シャルケはブンデスリーガ第5節を終えて、勝ち点ゼロで最下位に位置している。開幕5連敗のスタートに、取締役のクリスティアン・ハイデル氏は「我々は残留争いに入った」と語り、怒りを爆発させた。

日本代表DF内田篤人が所属するシャルケは今夏、マインツで長年にわたりゼネラルマネジャーを務めていたハイデル氏をスポーツ部門の取締役として迎えた。また、アウクスブルクをブンデスリーガ1部に定着させた実績を誇るマルクス・ヴァインツィアル監督を招へいし、移籍市場でもスイス代表FWブリール・エンボロを獲得するなど積極的な動きを見せていた。

シャルケはドイツ国内でバイエルン・ミュンヘンに次いで2位の会員数を誇るクラブだ。新シーズンに向けて周囲の期待も当然膨らんでいたが、開幕節でフランクフルトに0−1で敗れると、続くリーグ戦4試合も落とし、どん底に転落。クラブ史上最悪の開幕5連敗を喫している。
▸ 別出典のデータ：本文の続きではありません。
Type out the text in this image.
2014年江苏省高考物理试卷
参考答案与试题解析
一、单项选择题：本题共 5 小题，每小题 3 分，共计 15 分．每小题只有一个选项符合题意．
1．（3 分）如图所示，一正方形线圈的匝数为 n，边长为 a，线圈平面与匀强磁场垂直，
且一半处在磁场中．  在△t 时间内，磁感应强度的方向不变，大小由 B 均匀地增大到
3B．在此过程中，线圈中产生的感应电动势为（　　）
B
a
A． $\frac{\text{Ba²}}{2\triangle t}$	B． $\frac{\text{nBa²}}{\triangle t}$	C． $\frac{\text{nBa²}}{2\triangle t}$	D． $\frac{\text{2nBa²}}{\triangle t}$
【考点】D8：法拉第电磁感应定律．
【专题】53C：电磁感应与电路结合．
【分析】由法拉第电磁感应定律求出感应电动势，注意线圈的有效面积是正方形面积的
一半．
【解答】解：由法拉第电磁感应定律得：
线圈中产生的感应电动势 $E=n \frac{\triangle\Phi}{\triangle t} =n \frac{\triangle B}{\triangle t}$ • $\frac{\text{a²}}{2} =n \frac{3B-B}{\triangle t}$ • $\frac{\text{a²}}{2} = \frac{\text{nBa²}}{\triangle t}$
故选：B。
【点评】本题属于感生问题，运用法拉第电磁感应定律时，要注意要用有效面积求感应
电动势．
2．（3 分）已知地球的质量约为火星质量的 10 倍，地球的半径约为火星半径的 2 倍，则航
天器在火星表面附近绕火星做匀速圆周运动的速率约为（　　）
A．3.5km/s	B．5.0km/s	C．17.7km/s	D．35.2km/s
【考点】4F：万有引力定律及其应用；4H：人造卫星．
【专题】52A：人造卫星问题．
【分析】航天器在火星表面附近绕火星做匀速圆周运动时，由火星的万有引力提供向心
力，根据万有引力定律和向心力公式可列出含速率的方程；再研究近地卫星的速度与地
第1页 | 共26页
25日に行われた第5節で同じく白星を獲得していなかったホッフェンハイムに1−2で逆転負けを喫したあと、ハイデル氏も不満を抑えきれず、次のように発言した。ドイツ『シュポルト1』など複数メディアが伝えている。

「5試合で0ポイントの我々は残留争いに入ったということだ。それを全員が理解していない。いくつかのことに関して、ハッキリさせなければいけない時期となった。何人かは我々がどんな状況なのか整理できていないようだ。(昨季の)ボルシア・メンヒェングラッドバッハが開幕5連敗しながらチャンピオンズリーグ出場権を得られたと話す者もいるが、そんなのは現実からかけ離れた考えだ」

ハイデル氏はチームのメンタリティーを問題視している。

「私はチームに失望している。彼らが話していたことを実行しなかったんだ。前半1−0でリードしながら、(総合走行距離)53キロメートルしか走っていなければ、サッカーについて知識がある誰もが、それが何を意味するか分かるはず。少なすぎるということだ」

「ここは無気力に染まっている。だが我々はそれをもう許さない。すぐにもそれを振り払わなければいけない。(そうできないのなら)ほかの選手がプレーすることになり、無気力な選手はもうプレーしない。働く選手を起用するんだ」

ハイデル氏はさらにシャルケの現状を示すため「最下位の順位表の拡大したプリントをドレッシングルームに貼る」とコメント。「私は残留争いがどれほど難しいのか知っている。チームは経験したことがないので、それを知らない」と続けている。

29日に行われるヨーロッパリーグで、シャルケはレッドブル・ザルツブルクをホームに迎える。欧州の舞台では初戦でニースに1−0で勝った同チームだが、オーストリア王者相手に勝利を得て自信を取り戻したいところだ。